Мой добрый друг, учитель фехтованья, болтал без умолку… Он рассказывал о случае с Сесиль, о любовной переписке, о приезде супрефекта в коллеж и не жалел красок и выразительных жестов, которые, вероятно, были очень комичны, судя по восторженным возгласам его аудитории.
— Вы понимаете, голубчики, — говорил он насмешливым тоном, — что я недаром в течение трех лет играл в комедиях на сцене театра зуавов. [32] Клянусь вам, была минута, когда я думал, что дело мое проиграно и что мне никогда уж больше не придется пить в вашей компании доброе винцо старика Эсперона… Правда, маленький Эйсет ничего не рассказал, но время для этого еще не ушло, и, между нами говоря, я думаю, что ему только хотелось предоставить мне честь самому на себя донести… А потому я сказал себе: «Смотри в оба, Ружэ, и начинай свою главную сцену!»
32
Зуавы — оолдаты французских войсковых частей, комплектовавшихся из жителей Алжира и частично из европейцев.
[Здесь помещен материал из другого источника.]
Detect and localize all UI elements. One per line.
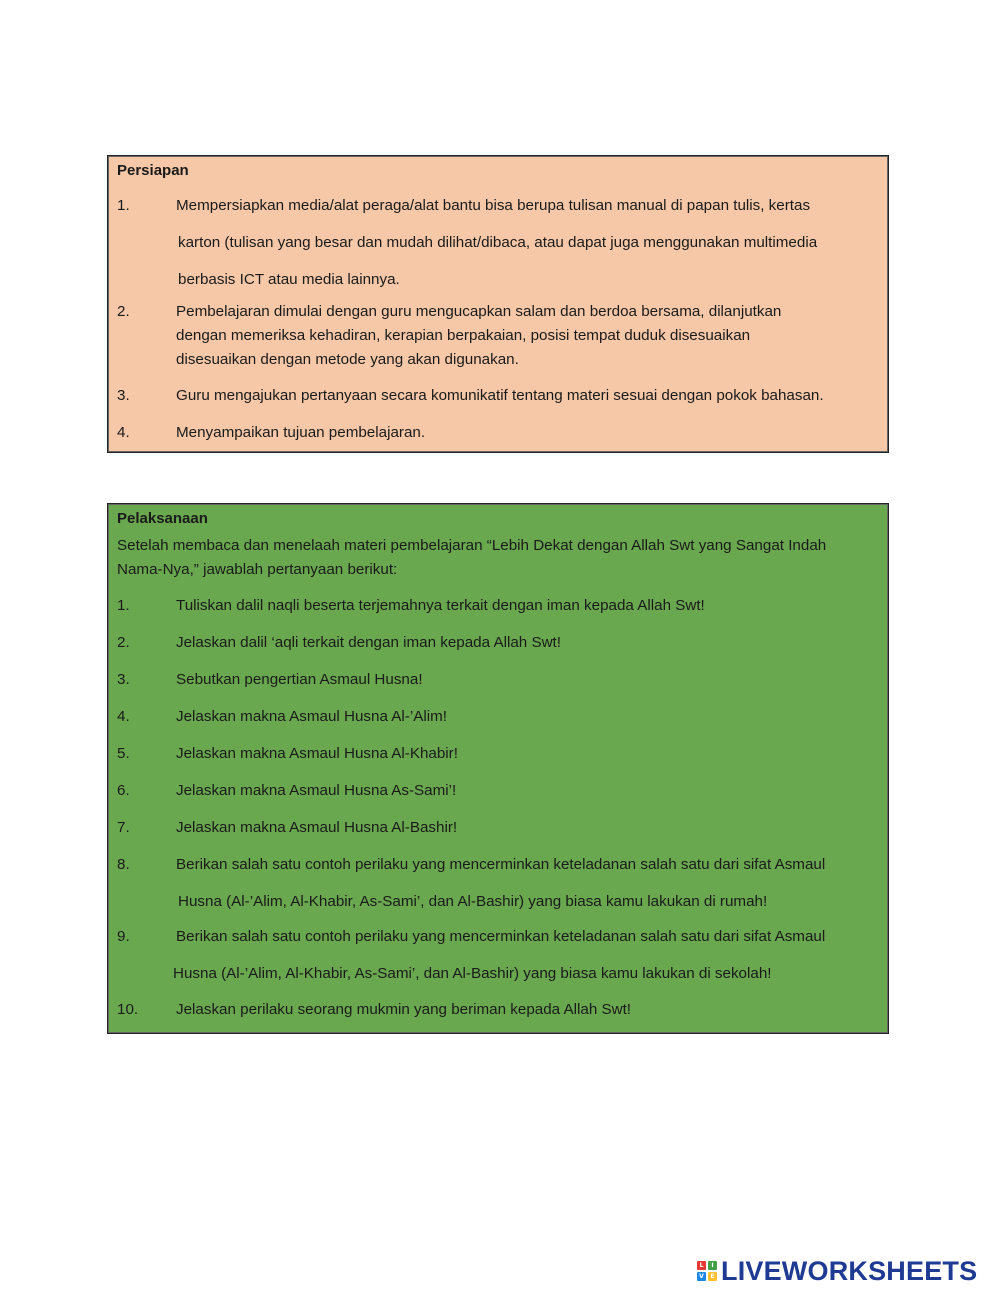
item-text: Jelaskan makna Asmaul Husna Al-’Alim! [176,708,447,725]
item-text: Menyampaikan tujuan pembelajaran. [176,424,426,441]
list-item [117,779,879,803]
intro-paragraph [117,534,879,582]
logo-mark-letter: I [708,1261,717,1270]
item-text: Guru mengajukan pertanyaan secara komunikatif tentang materi sesuai dengan pokok bahasan. [176,387,824,404]
intro-line: Setelah membaca dan menelaah materi pembelajaran “Lebih Dekat dengan Allah Swt yang Sangat Indah [117,537,827,554]
list-item [117,668,879,692]
item-text: karton (tulisan yang besar dan mudah dilihat/dibaca, atau dapat juga menggunakan multimedia [178,234,818,251]
item-text: Jelaskan perilaku seorang mukmin yang beriman kepada Allah Swt! [176,1001,632,1018]
item-number: 3. [117,387,130,404]
persiapan-box [107,155,889,453]
item-text: Sebutkan pengertian Asmaul Husna! [176,671,423,688]
item-number: 3. [117,671,130,688]
pelaksanaan-title: Pelaksanaan [117,510,208,527]
list-item [117,300,879,372]
logo-text: LIVEWORKSHEETS [721,1255,978,1286]
item-number: 5. [117,745,130,762]
list-item [117,705,879,729]
item-text: Pembelajaran dimulai dengan guru mengucapkan salam dan berdoa bersama, dilanjutkan [176,303,782,320]
list-item [117,816,879,840]
list-item [117,846,879,920]
item-text: Berikan salah satu contoh perilaku yang mencerminkan keteladanan salah satu dari sifat Asmaul [176,928,826,945]
logo-mark-letter: L [697,1261,706,1270]
item-number: 4. [117,708,130,725]
list-item [117,998,879,1022]
item-number: 8. [117,856,130,873]
pelaksanaan-box [107,503,889,1034]
item-text: Tuliskan dalil naqli beserta terjemahnya terkait dengan iman kepada Allah Swt! [176,597,705,614]
logo-mark-icon [697,1261,717,1281]
item-text: Berikan salah satu contoh perilaku yang mencerminkan keteladanan salah satu dari sifat Asmaul [176,856,826,873]
item-text: Husna (Al-’Alim, Al-Khabir, As-Sami’, dan Al-Bashir) yang biasa kamu lakukan di rumah! [178,893,768,910]
list-item [117,187,879,298]
list-item [117,918,879,992]
item-text: Jelaskan makna Asmaul Husna Al-Khabir! [176,745,458,762]
list-item [117,631,879,655]
item-text: berbasis ICT atau media lainnya. [178,271,400,288]
item-text: dengan memeriksa kehadiran, kerapian berpakaian, posisi tempat duduk disesuaikan [176,327,751,344]
item-text: Mempersiapkan media/alat peraga/alat bantu bisa berupa tulisan manual di papan tulis, kertas [176,197,811,214]
item-text: Jelaskan makna Asmaul Husna As-Sami’! [176,782,457,799]
item-number: 7. [117,819,130,836]
list-item [117,384,879,408]
item-text: disesuaikan dengan metode yang akan digunakan. [176,351,519,368]
item-number: 2. [117,303,130,320]
logo-mark-letter: V [697,1272,706,1281]
list-item [117,594,879,618]
item-number: 1. [117,197,130,214]
item-number: 9. [117,928,130,945]
item-number: 6. [117,782,130,799]
intro-line: Nama-Nya,” jawablah pertanyaan berikut: [117,561,398,578]
item-number: 4. [117,424,130,441]
item-number: 10. [117,1001,139,1018]
item-text: Jelaskan dalil ‘aqli terkait dengan iman kepada Allah Swt! [176,634,561,651]
item-number: 2. [117,634,130,651]
list-item [117,742,879,766]
liveworksheets-logo [697,1256,977,1286]
list-item [117,421,879,445]
persiapan-title: Persiapan [117,162,189,179]
item-text: Jelaskan makna Asmaul Husna Al-Bashir! [176,819,458,836]
logo-mark-letter: E [708,1272,717,1281]
item-number: 1. [117,597,130,614]
item-text: Husna (Al-’Alim, Al-Khabir, As-Sami’, dan Al-Bashir) yang biasa kamu lakukan di sekolah! [173,965,772,982]
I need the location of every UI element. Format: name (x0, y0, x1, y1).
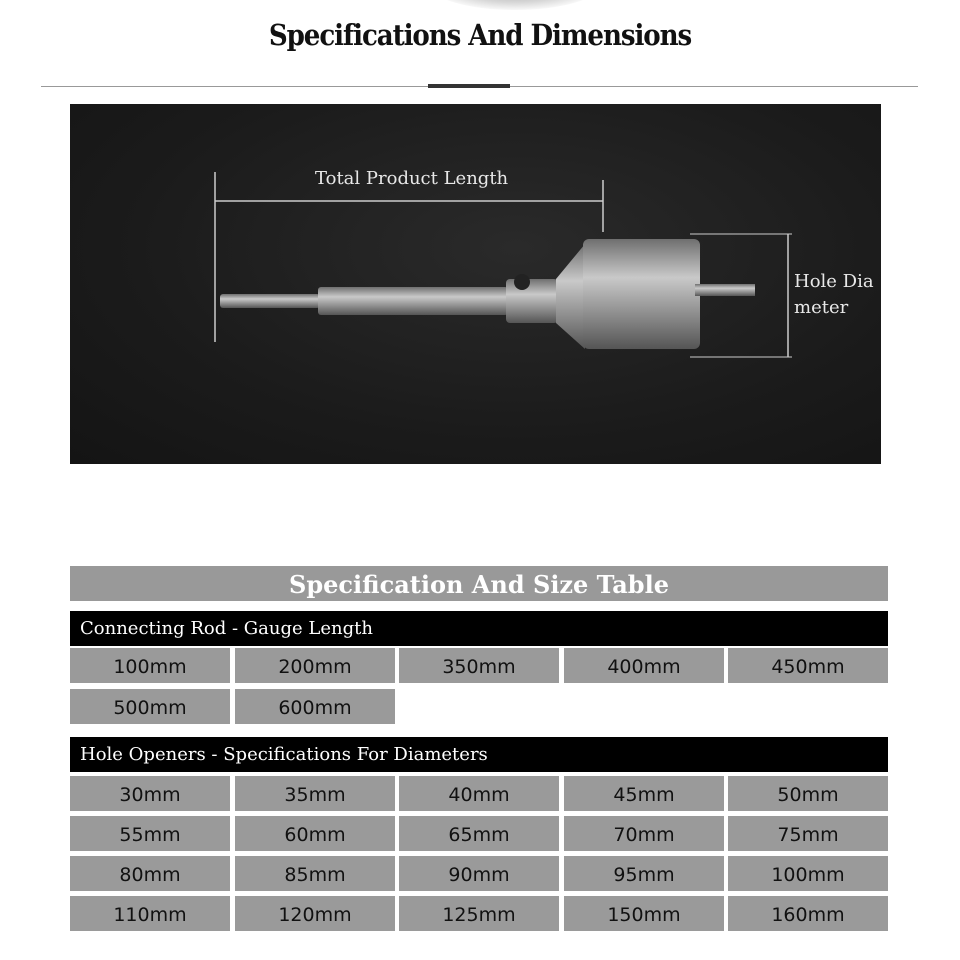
hole-diameter-label-line1: Hole Dia (794, 271, 874, 292)
hole-diameter-label-line2: meter (794, 297, 849, 318)
decorative-glow (430, 0, 600, 10)
hole-diameter-cell: 75mm (728, 816, 888, 851)
rod-length-cell: 100mm (70, 648, 230, 683)
hole-diameter-cell: 80mm (70, 856, 230, 891)
size-table-title: Specification And Size Table (70, 566, 888, 601)
hole-diameter-cell: 120mm (235, 896, 395, 931)
core-drill-bit-illustration (70, 104, 881, 464)
rod-length-cell: 350mm (399, 648, 559, 683)
rod-length-cell: 400mm (564, 648, 724, 683)
page-title: Specifications And Dimensions (268, 18, 692, 52)
hole-diameter-cell: 90mm (399, 856, 559, 891)
hole-diameter-heading: Hole Openers - Specifications For Diameters (70, 737, 888, 772)
rod-length-cell: 500mm (70, 689, 230, 724)
rod-length-cell: 200mm (235, 648, 395, 683)
total-length-label: Total Product Length (315, 168, 509, 189)
rod-length-heading: Connecting Rod - Gauge Length (70, 611, 888, 646)
rod-length-cell: 600mm (235, 689, 395, 724)
hole-diameter-cell: 45mm (564, 776, 724, 811)
hole-diameter-cell: 70mm (564, 816, 724, 851)
hole-diameter-cell: 125mm (399, 896, 559, 931)
hole-diameter-cell: 60mm (235, 816, 395, 851)
hole-diameter-cell: 95mm (564, 856, 724, 891)
hole-diameter-cell: 40mm (399, 776, 559, 811)
hole-diameter-cell: 50mm (728, 776, 888, 811)
rod-length-cell: 450mm (728, 648, 888, 683)
hole-diameter-cell: 85mm (235, 856, 395, 891)
divider-accent (428, 84, 510, 88)
hole-diameter-cell: 35mm (235, 776, 395, 811)
hole-diameter-cell: 55mm (70, 816, 230, 851)
hole-diameter-cell: 30mm (70, 776, 230, 811)
hole-diameter-cell: 100mm (728, 856, 888, 891)
hole-diameter-cell: 150mm (564, 896, 724, 931)
hole-diameter-cell: 110mm (70, 896, 230, 931)
product-photo (70, 104, 881, 464)
hole-diameter-cell: 65mm (399, 816, 559, 851)
hole-diameter-cell: 160mm (728, 896, 888, 931)
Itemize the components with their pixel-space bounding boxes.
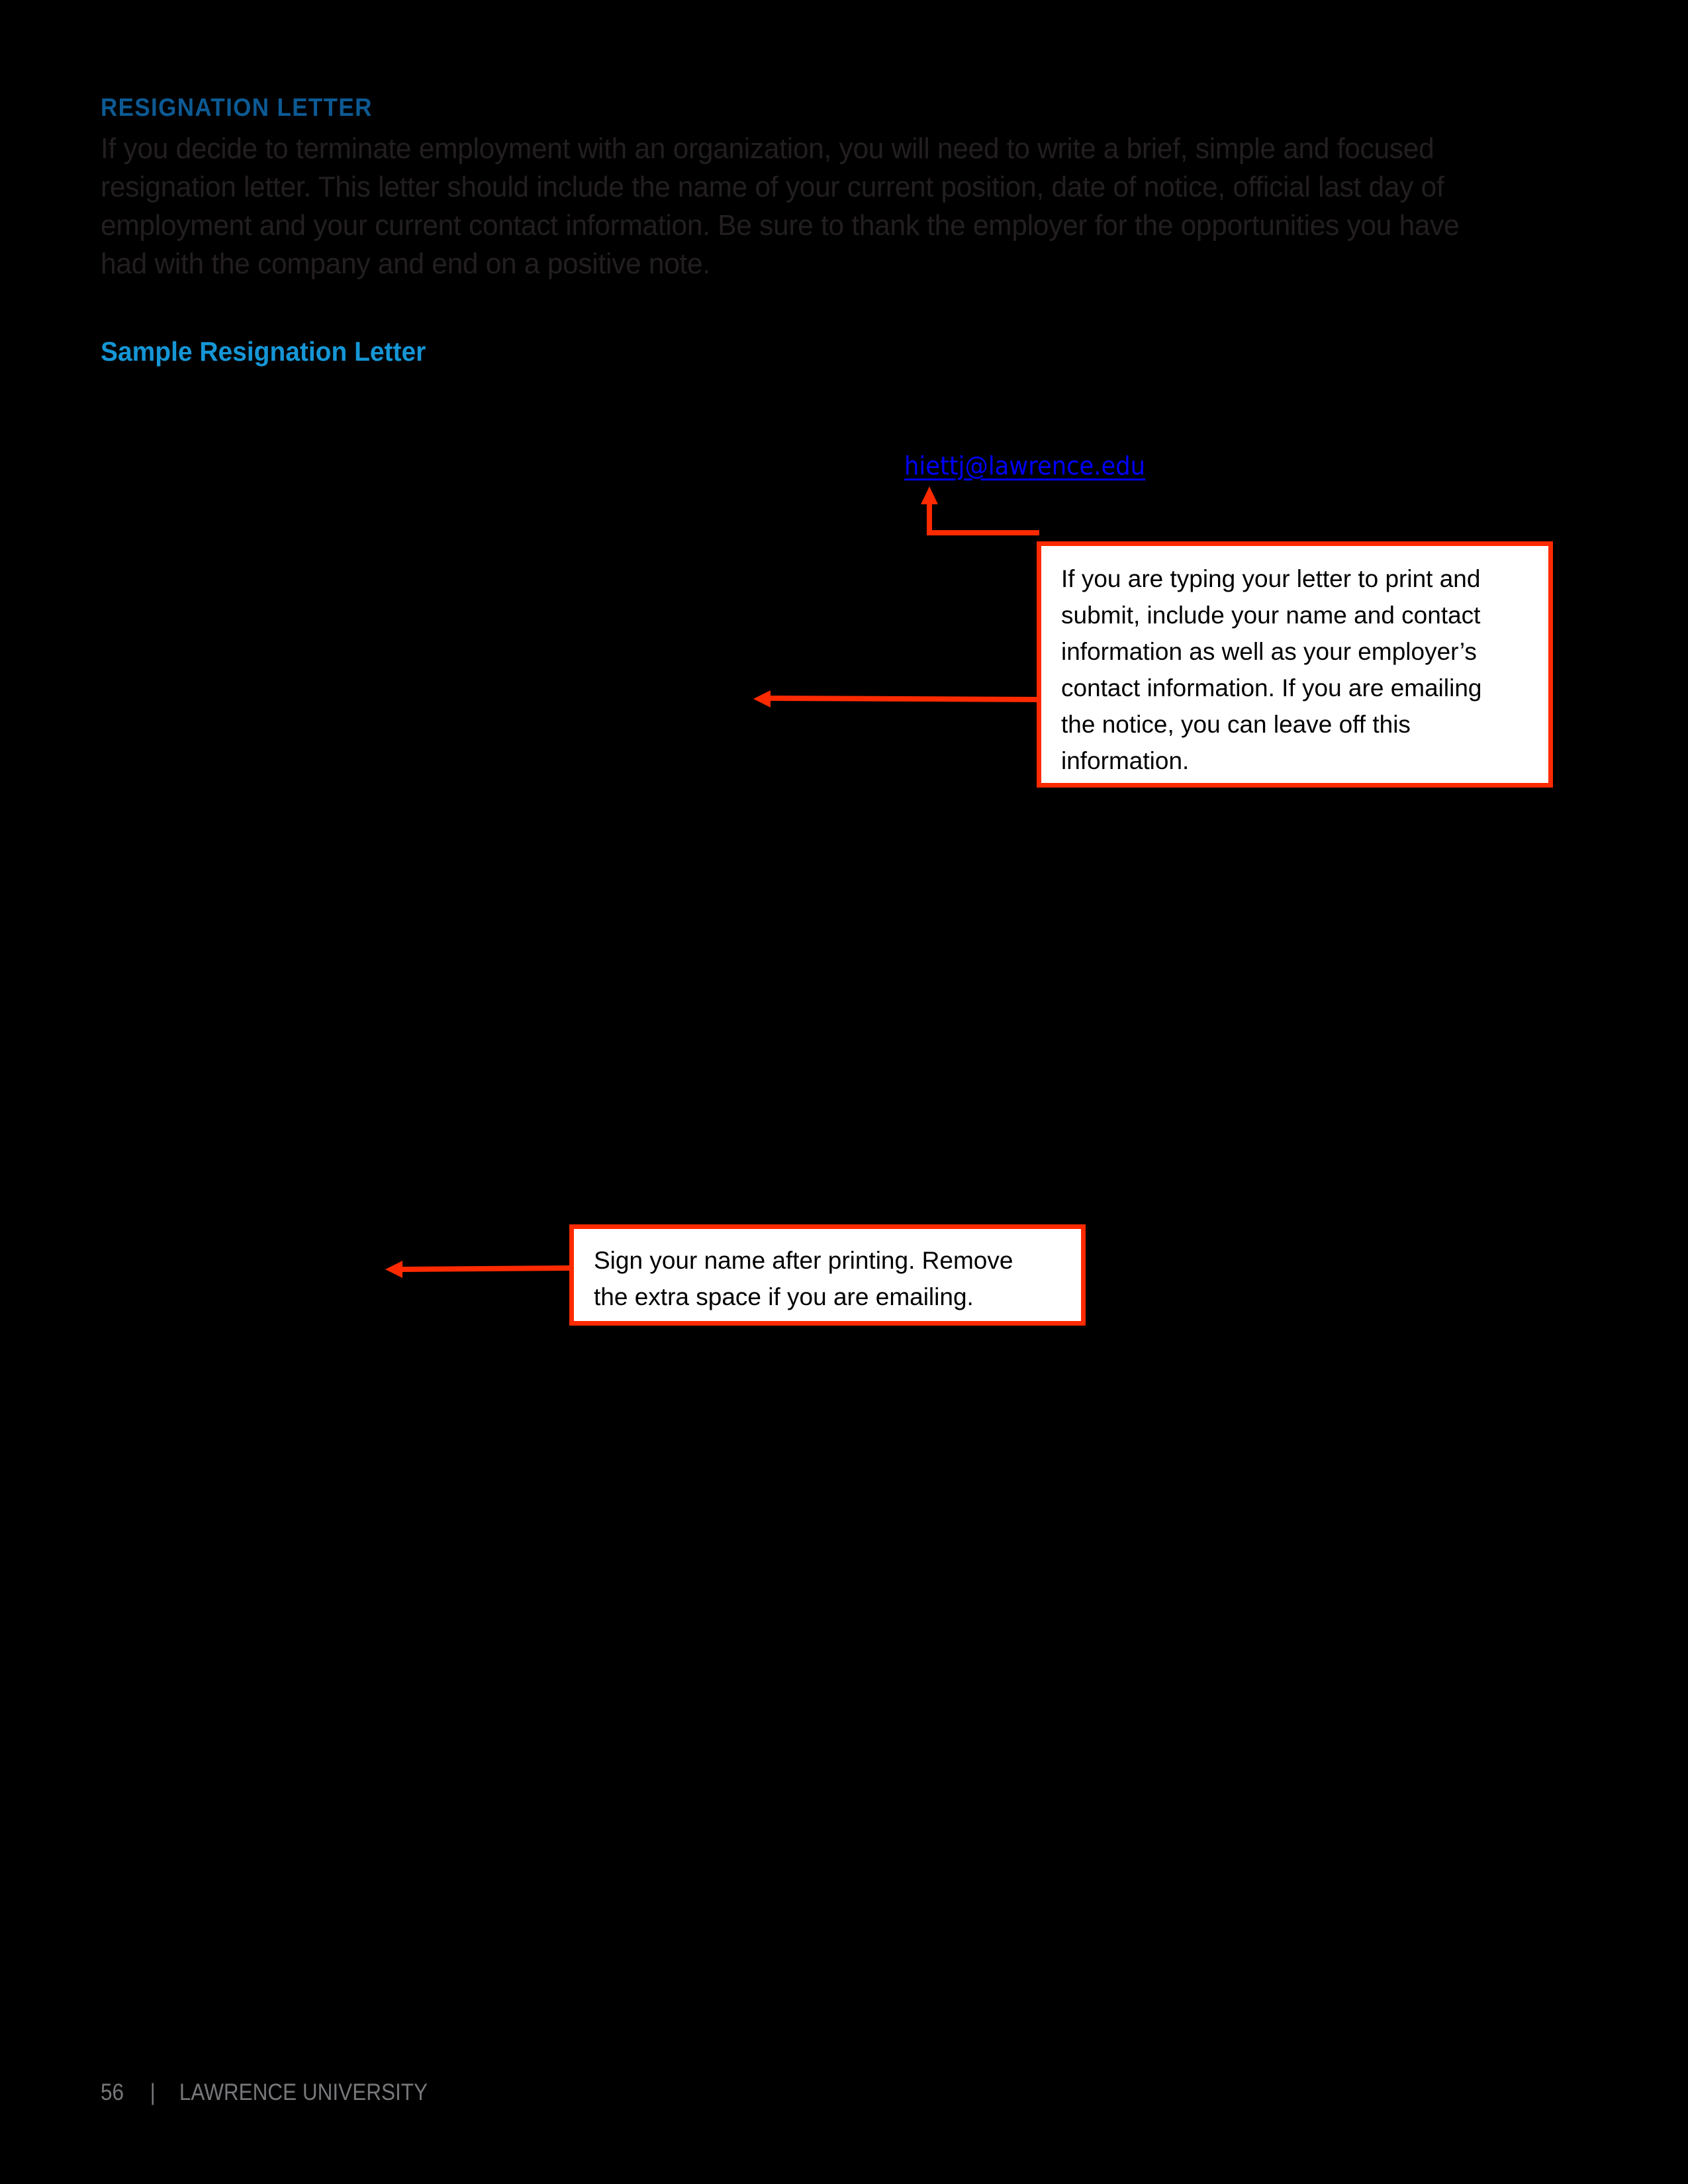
callout-signature (569, 1224, 1086, 1326)
section-heading: RESIGNATION LETTER (101, 94, 373, 122)
page-footer (101, 2079, 428, 2106)
publication-name: LAWRENCE UNIVERSITY (179, 2079, 428, 2105)
arrow-left-icon (753, 690, 1039, 707)
page-number: 56 (101, 2079, 124, 2105)
intro-line: If you decide to terminate employment with an organization, you will need to write a brief, simple and focused (101, 132, 1434, 165)
intro-paragraph (101, 130, 1590, 283)
intro-line: resignation letter. This letter should include the name of your current position, date of notice, official last day of (101, 171, 1444, 203)
callout-line: the extra space if you are emailing. (594, 1283, 974, 1310)
intro-line: employment and your current contact information. Be sure to thank the employer for the opportunities you have (101, 209, 1460, 242)
email-link[interactable]: hiettj@lawrence.edu (904, 451, 1146, 480)
callout-line: If you are typing your letter to print and (1061, 565, 1481, 592)
arrow-up-icon (921, 486, 1039, 533)
callout-line: information. (1061, 747, 1190, 774)
intro-line: had with the company and end on a positive note. (101, 248, 710, 280)
footer-separator: | (150, 2079, 156, 2105)
callout-line: information as well as your employer’s (1061, 638, 1477, 665)
callout-contact-info (1037, 541, 1553, 788)
callout-line: the notice, you can leave off this (1061, 711, 1411, 738)
arrow-left-icon (385, 1261, 571, 1278)
callout-line: Sign your name after printing. Remove (594, 1247, 1013, 1274)
callout-line: contact information. If you are emailing (1061, 674, 1482, 702)
sample-letter-heading: Sample Resignation Letter (101, 336, 426, 367)
callout-line: submit, include your name and contact (1061, 602, 1481, 629)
И мой добрый друг, учитель фехтованья, немедленно принялся играть свою «главную сцену», то есть изображать все то, что произошло между нами в это утро у меня в комнате. А! Негодяй! Он ничего не забыл… Театральным тоном он кричал: «Моя мать! Моя бедная мать!» Потом, подражая моему голосу: «Нет, Рожэ! Нет! Вы отсюда не выйдете!» Главная сцена была, действительно, в высокой степени комична, и, все присутствующие умирали со смеху. Я чувствовал, как горькие слезы катились у меня по щекам, меня трясло, в ушах звенело. Я понял теперь всю омерзительную комедию этого утра; понял, что Рожэ умышленно посылал мои письма непереписанными, чтобы оградить себя от всяких случайностей; узнал, что его мать, его бедная мать умерла двадцать лет назад и что я принял металлический футляр его трубки за пистолетное дуло.